Oil shocks are generally acknowledged to have important effects on both economic activity and macroeconomic policy. The aim of this paper is to investigate how oil price shocks affect the growth rate of output of a subset of developed countries by comparing alternative regime switching models. Different Markov–Switching (MS) regime autoregressive models are, therefore, specified and estimated. In a successive step, univariate MS models are extended in order to verify if the inclusion of asymmetric oil shocks as an exogenous variable improves the ability of each specification to identify the different phases of the business cycle for each country under scrutiny. Following the wide literature on this topic, seven different definitions of oil shocks which are able to describe oil price changes, asymmetric transformations of oil price changes, oil price volatility, and oil supply conditions are considered. Our findings can be summarized as follows. While the introduction of different oil shock specifications is never rejected, positive oil price changes, net oil price increases and oil price volatility are the oil shock definitions which contribute to a better description of the impact of oil on output growth. In addition, models with exogenous oil variables generally outperform the corresponding univariate specifications which exclude oil from the analysis. However, a stability analysis of the coefficients across different subsamples shows that the role of oil shocks in explaining recessionary episodes has changed over time.
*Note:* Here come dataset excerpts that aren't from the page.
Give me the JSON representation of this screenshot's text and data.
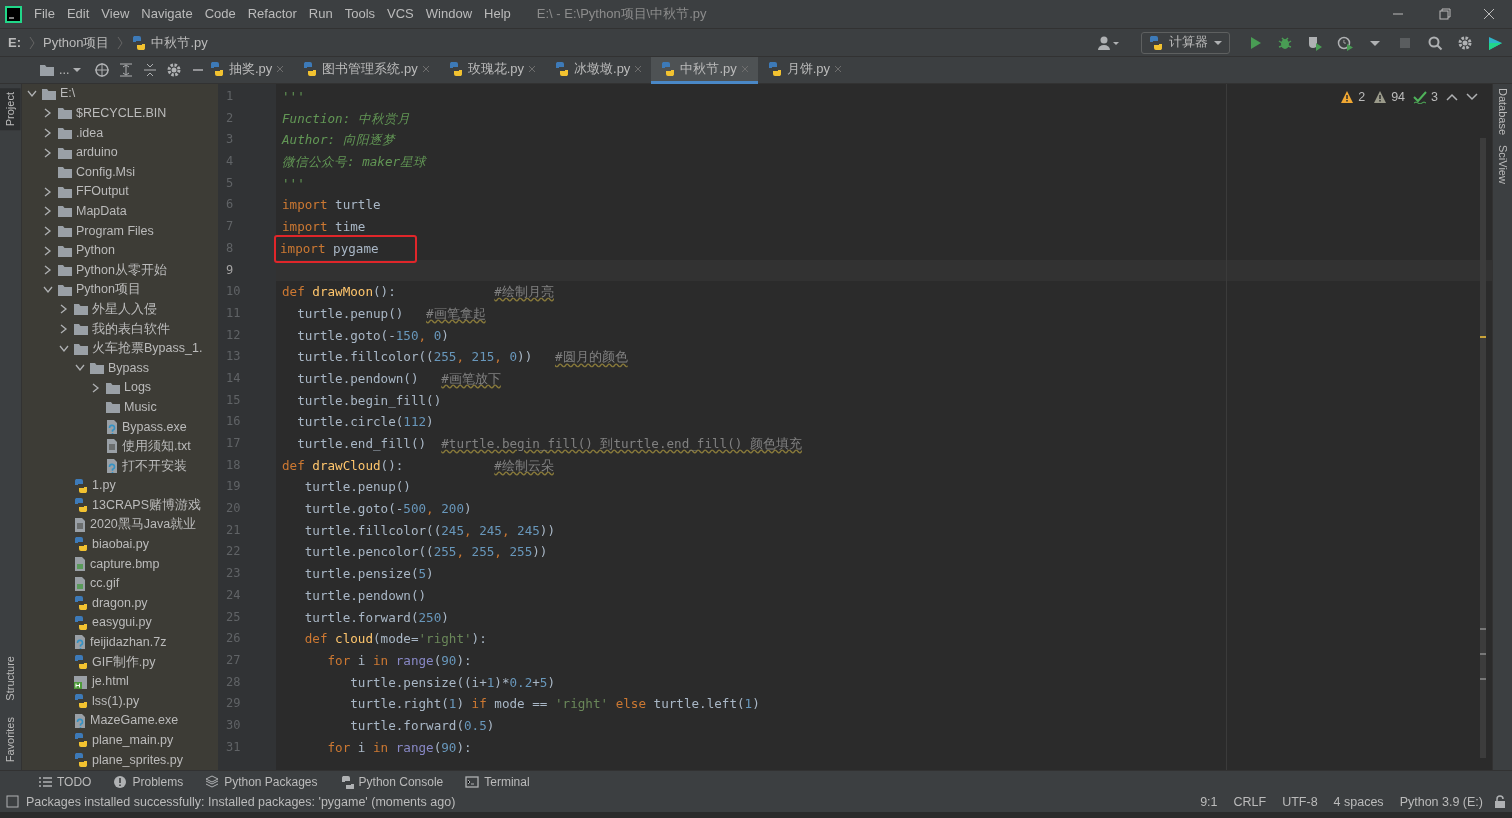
{
  "window": {
    "title": "E:\\ - E:\\Python项目\\中秋节.py"
  },
  "menu": [
    "File",
    "Edit",
    "View",
    "Navigate",
    "Code",
    "Refactor",
    "Run",
    "Tools",
    "VCS",
    "Window",
    "Help"
  ],
  "breadcrumb": [
    {
      "label": "E:",
      "kind": "drive"
    },
    {
      "label": "Python项目",
      "kind": "folder"
    },
    {
      "label": "中秋节.py",
      "kind": "file"
    }
  ],
  "run_config": {
    "label": "计算器"
  },
  "project_view_label": "...",
  "side_tools_left": [
    {
      "label": "Project",
      "selected": true
    },
    {
      "label": "Structure",
      "selected": false
    },
    {
      "label": "Favorites",
      "selected": false
    }
  ],
  "side_tools_right": [
    {
      "label": "Database"
    },
    {
      "label": "SciView"
    }
  ],
  "tabs": [
    {
      "label": "抽奖.py",
      "selected": false
    },
    {
      "label": "图书管理系统.py",
      "selected": false
    },
    {
      "label": "玫瑰花.py",
      "selected": false
    },
    {
      "label": "冰墩墩.py",
      "selected": false
    },
    {
      "label": "中秋节.py",
      "selected": true
    },
    {
      "label": "月饼.py",
      "selected": false
    }
  ],
  "tree": [
    {
      "label": "E:\\",
      "kind": "folder",
      "expanded": true,
      "children": [
        {
          "label": "$RECYCLE.BIN",
          "kind": "folder",
          "expanded": false
        },
        {
          "label": ".idea",
          "kind": "folder",
          "expanded": false
        },
        {
          "label": "arduino",
          "kind": "folder",
          "expanded": false
        },
        {
          "label": "Config.Msi",
          "kind": "folder"
        },
        {
          "label": "FFOutput",
          "kind": "folder",
          "expanded": false
        },
        {
          "label": "MapData",
          "kind": "folder",
          "expanded": false
        },
        {
          "label": "Program Files",
          "kind": "folder",
          "expanded": false
        },
        {
          "label": "Python",
          "kind": "folder",
          "expanded": false
        },
        {
          "label": "Python从零开始",
          "kind": "folder",
          "expanded": false
        },
        {
          "label": "Python项目",
          "kind": "folder",
          "expanded": true,
          "children": [
            {
              "label": "外星人入侵",
              "kind": "folder",
              "expanded": false
            },
            {
              "label": "我的表白软件",
              "kind": "folder",
              "expanded": false
            },
            {
              "label": "火车抢票Bypass_1.",
              "kind": "folder",
              "expanded": true,
              "children": [
                {
                  "label": "Bypass",
                  "kind": "folder",
                  "expanded": true,
                  "children": [
                    {
                      "label": "Logs",
                      "kind": "folder",
                      "expanded": false
                    },
                    {
                      "label": "Music",
                      "kind": "folder"
                    },
                    {
                      "label": "Bypass.exe",
                      "kind": "unknown"
                    },
                    {
                      "label": "使用须知.txt",
                      "kind": "text"
                    },
                    {
                      "label": "打不开安装",
                      "kind": "unknown"
                    }
                  ]
                }
              ]
            },
            {
              "label": "1.py",
              "kind": "python"
            },
            {
              "label": "13CRAPS赌博游戏",
              "kind": "python"
            },
            {
              "label": "2020黑马Java就业",
              "kind": "text"
            },
            {
              "label": "biaobai.py",
              "kind": "python"
            },
            {
              "label": "capture.bmp",
              "kind": "image"
            },
            {
              "label": "cc.gif",
              "kind": "image"
            },
            {
              "label": "dragon.py",
              "kind": "python"
            },
            {
              "label": "easygui.py",
              "kind": "python"
            },
            {
              "label": "feijidazhan.7z",
              "kind": "unknown"
            },
            {
              "label": "GIF制作.py",
              "kind": "python"
            },
            {
              "label": "je.html",
              "kind": "html"
            },
            {
              "label": "lss(1).py",
              "kind": "python"
            },
            {
              "label": "MazeGame.exe",
              "kind": "unknown"
            },
            {
              "label": "plane_main.py",
              "kind": "python"
            },
            {
              "label": "plane_sprites.py",
              "kind": "python"
            }
          ]
        }
      ]
    }
  ],
  "inspections": [
    {
      "count": "2",
      "kind": "warning"
    },
    {
      "count": "94",
      "kind": "weak-warning"
    },
    {
      "count": "3",
      "kind": "typo"
    }
  ],
  "code": [
    {
      "number": "1",
      "current": false,
      "boxed": false,
      "tokens": [
        {
          "text": "'''",
          "kind": "doc"
        }
      ]
    },
    {
      "number": "2",
      "current": false,
      "boxed": false,
      "tokens": [
        {
          "text": "Function: 中秋赏月",
          "kind": "doc"
        }
      ]
    },
    {
      "number": "3",
      "current": false,
      "boxed": false,
      "tokens": [
        {
          "text": "Author: 向阳逐梦",
          "kind": "doc"
        }
      ]
    },
    {
      "number": "4",
      "current": false,
      "boxed": false,
      "tokens": [
        {
          "text": "微信公众号: maker星球",
          "kind": "doc"
        }
      ]
    },
    {
      "number": "5",
      "current": false,
      "boxed": false,
      "tokens": [
        {
          "text": "'''",
          "kind": "doc"
        }
      ]
    },
    {
      "number": "6",
      "current": false,
      "boxed": false,
      "tokens": [
        {
          "text": "import",
          "kind": "kw"
        },
        {
          "text": " turtle",
          "kind": "plain"
        }
      ]
    },
    {
      "number": "7",
      "current": false,
      "boxed": false,
      "tokens": [
        {
          "text": "import",
          "kind": "kw"
        },
        {
          "text": " time",
          "kind": "plain"
        }
      ]
    },
    {
      "number": "8",
      "current": false,
      "boxed": true,
      "tokens": [
        {
          "text": "import",
          "kind": "kw"
        },
        {
          "text": " pygame",
          "kind": "plain"
        }
      ]
    },
    {
      "number": "9",
      "current": true,
      "boxed": false
    },
    {
      "number": "10",
      "current": false,
      "boxed": false,
      "tokens": [
        {
          "text": "def",
          "kind": "kw"
        },
        {
          "text": " drawMoon",
          "kind": "fn"
        },
        {
          "text": "():             ",
          "kind": "plain"
        },
        {
          "text": "#绘制月亮",
          "kind": "cmt"
        }
      ]
    },
    {
      "number": "11",
      "current": false,
      "boxed": false,
      "tokens": [
        {
          "text": "  turtle.penup()   ",
          "kind": "plain"
        },
        {
          "text": "#画笔拿起",
          "kind": "cmt"
        }
      ]
    },
    {
      "number": "12",
      "current": false,
      "boxed": false,
      "tokens": [
        {
          "text": "  turtle.goto(-",
          "kind": "plain"
        },
        {
          "text": "150",
          "kind": "num"
        },
        {
          "text": ", ",
          "kind": "kw"
        },
        {
          "text": "0",
          "kind": "num"
        },
        {
          "text": ")",
          "kind": "plain"
        }
      ]
    },
    {
      "number": "13",
      "current": false,
      "boxed": false,
      "tokens": [
        {
          "text": "  turtle.fillcolor((",
          "kind": "plain"
        },
        {
          "text": "255",
          "kind": "num"
        },
        {
          "text": ", ",
          "kind": "kw"
        },
        {
          "text": "215",
          "kind": "num"
        },
        {
          "text": ", ",
          "kind": "kw"
        },
        {
          "text": "0",
          "kind": "num"
        },
        {
          "text": "))   ",
          "kind": "plain"
        },
        {
          "text": "#圆月的颜色",
          "kind": "cmt"
        }
      ]
    },
    {
      "number": "14",
      "current": false,
      "boxed": false,
      "tokens": [
        {
          "text": "  turtle.pendown()   ",
          "kind": "plain"
        },
        {
          "text": "#画笔放下",
          "kind": "cmt"
        }
      ]
    },
    {
      "number": "15",
      "current": false,
      "boxed": false,
      "tokens": [
        {
          "text": "  turtle.begin_fill()",
          "kind": "plain"
        }
      ]
    },
    {
      "number": "16",
      "current": false,
      "boxed": false,
      "tokens": [
        {
          "text": "  turtle.circle(",
          "kind": "plain"
        },
        {
          "text": "112",
          "kind": "num"
        },
        {
          "text": ")",
          "kind": "plain"
        }
      ]
    },
    {
      "number": "17",
      "current": false,
      "boxed": false,
      "tokens": [
        {
          "text": "  turtle.end_fill()  ",
          "kind": "plain"
        },
        {
          "text": "#turtle.begin_fill() 到turtle.end_fill() 颜色填充",
          "kind": "cmt"
        }
      ]
    },
    {
      "number": "18",
      "current": false,
      "boxed": false,
      "tokens": [
        {
          "text": "def",
          "kind": "kw"
        },
        {
          "text": " drawCloud",
          "kind": "fn"
        },
        {
          "text": "():            ",
          "kind": "plain"
        },
        {
          "text": "#绘制云朵",
          "kind": "cmt"
        }
      ]
    },
    {
      "number": "19",
      "current": false,
      "boxed": false,
      "tokens": [
        {
          "text": "   turtle.penup()",
          "kind": "plain"
        }
      ]
    },
    {
      "number": "20",
      "current": false,
      "boxed": false,
      "tokens": [
        {
          "text": "   turtle.goto(-",
          "kind": "plain"
        },
        {
          "text": "500",
          "kind": "num"
        },
        {
          "text": ", ",
          "kind": "kw"
        },
        {
          "text": "200",
          "kind": "num"
        },
        {
          "text": ")",
          "kind": "plain"
        }
      ]
    },
    {
      "number": "21",
      "current": false,
      "boxed": false,
      "tokens": [
        {
          "text": "   turtle.fillcolor((",
          "kind": "plain"
        },
        {
          "text": "245",
          "kind": "num"
        },
        {
          "text": ", ",
          "kind": "kw"
        },
        {
          "text": "245",
          "kind": "num"
        },
        {
          "text": ", ",
          "kind": "kw"
        },
        {
          "text": "245",
          "kind": "num"
        },
        {
          "text": "))",
          "kind": "plain"
        }
      ]
    },
    {
      "number": "22",
      "current": false,
      "boxed": false,
      "tokens": [
        {
          "text": "   turtle.pencolor((",
          "kind": "plain"
        },
        {
          "text": "255",
          "kind": "num"
        },
        {
          "text": ", ",
          "kind": "kw"
        },
        {
          "text": "255",
          "kind": "num"
        },
        {
          "text": ", ",
          "kind": "kw"
        },
        {
          "text": "255",
          "kind": "num"
        },
        {
          "text": "))",
          "kind": "plain"
        }
      ]
    },
    {
      "number": "23",
      "current": false,
      "boxed": false,
      "tokens": [
        {
          "text": "   turtle.pensize(",
          "kind": "plain"
        },
        {
          "text": "5",
          "kind": "num"
        },
        {
          "text": ")",
          "kind": "plain"
        }
      ]
    },
    {
      "number": "24",
      "current": false,
      "boxed": false,
      "tokens": [
        {
          "text": "   turtle.pendown()",
          "kind": "plain"
        }
      ]
    },
    {
      "number": "25",
      "current": false,
      "boxed": false,
      "tokens": [
        {
          "text": "   turtle.forward(",
          "kind": "plain"
        },
        {
          "text": "250",
          "kind": "num"
        },
        {
          "text": ")",
          "kind": "plain"
        }
      ]
    },
    {
      "number": "26",
      "current": false,
      "boxed": false,
      "tokens": [
        {
          "text": "   def",
          "kind": "kw"
        },
        {
          "text": " cloud",
          "kind": "fn"
        },
        {
          "text": "(mode=",
          "kind": "plain"
        },
        {
          "text": "'right'",
          "kind": "str"
        },
        {
          "text": "):",
          "kind": "plain"
        }
      ]
    },
    {
      "number": "27",
      "current": false,
      "boxed": false,
      "tokens": [
        {
          "text": "      for",
          "kind": "kw"
        },
        {
          "text": " i ",
          "kind": "plain"
        },
        {
          "text": "in",
          "kind": "kw"
        },
        {
          "text": " range",
          "kind": "builtin"
        },
        {
          "text": "(",
          "kind": "plain"
        },
        {
          "text": "90",
          "kind": "num"
        },
        {
          "text": "):",
          "kind": "plain"
        }
      ]
    },
    {
      "number": "28",
      "current": false,
      "boxed": false,
      "tokens": [
        {
          "text": "         turtle.pensize((i+",
          "kind": "plain"
        },
        {
          "text": "1",
          "kind": "num"
        },
        {
          "text": ")*",
          "kind": "plain"
        },
        {
          "text": "0.2",
          "kind": "num"
        },
        {
          "text": "+",
          "kind": "plain"
        },
        {
          "text": "5",
          "kind": "num"
        },
        {
          "text": ")",
          "kind": "plain"
        }
      ]
    },
    {
      "number": "29",
      "current": false,
      "boxed": false,
      "tokens": [
        {
          "text": "         turtle.right(",
          "kind": "plain"
        },
        {
          "text": "1",
          "kind": "num"
        },
        {
          "text": ") ",
          "kind": "plain"
        },
        {
          "text": "if",
          "kind": "kw"
        },
        {
          "text": " mode == ",
          "kind": "plain"
        },
        {
          "text": "'right'",
          "kind": "str"
        },
        {
          "text": " else",
          "kind": "kw"
        },
        {
          "text": " turtle.left(",
          "kind": "plain"
        },
        {
          "text": "1",
          "kind": "num"
        },
        {
          "text": ")",
          "kind": "plain"
        }
      ]
    },
    {
      "number": "30",
      "current": false,
      "boxed": false,
      "tokens": [
        {
          "text": "         turtle.forward(",
          "kind": "plain"
        },
        {
          "text": "0.5",
          "kind": "num"
        },
        {
          "text": ")",
          "kind": "plain"
        }
      ]
    },
    {
      "number": "31",
      "current": false,
      "boxed": false,
      "tokens": [
        {
          "text": "      for",
          "kind": "kw"
        },
        {
          "text": " i ",
          "kind": "plain"
        },
        {
          "text": "in",
          "kind": "kw"
        },
        {
          "text": " range",
          "kind": "builtin"
        },
        {
          "text": "(",
          "kind": "plain"
        },
        {
          "text": "90",
          "kind": "num"
        },
        {
          "text": "):",
          "kind": "plain"
        }
      ]
    }
  ],
  "tool_windows": [
    {
      "label": "TODO",
      "kind": "list"
    },
    {
      "label": "Problems",
      "kind": "problems"
    },
    {
      "label": "Python Packages",
      "kind": "packages"
    },
    {
      "label": "Python Console",
      "kind": "console"
    },
    {
      "label": "Terminal",
      "kind": "terminal"
    }
  ],
  "status_bar": {
    "message": "Packages installed successfully: Installed packages: 'pygame' (moments ago)",
    "items": [
      "9:1",
      "CRLF",
      "UTF-8",
      "4 spaces",
      "Python 3.9 (E:)"
    ]
  }
}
Improvements in energy efficiency, together with a better systematic approach to external supply and demand shocks by monetary and fiscal authorities are argued to be responsible for the changing macroeconomic effects of oil shocks. Finally, the impact of G-7 countries aggregate growth on oil market conditions is considered and assessed empirically. The null hypothesis of the absence of a reverse relationship from real GDP growth to oil prices is rejected by the data.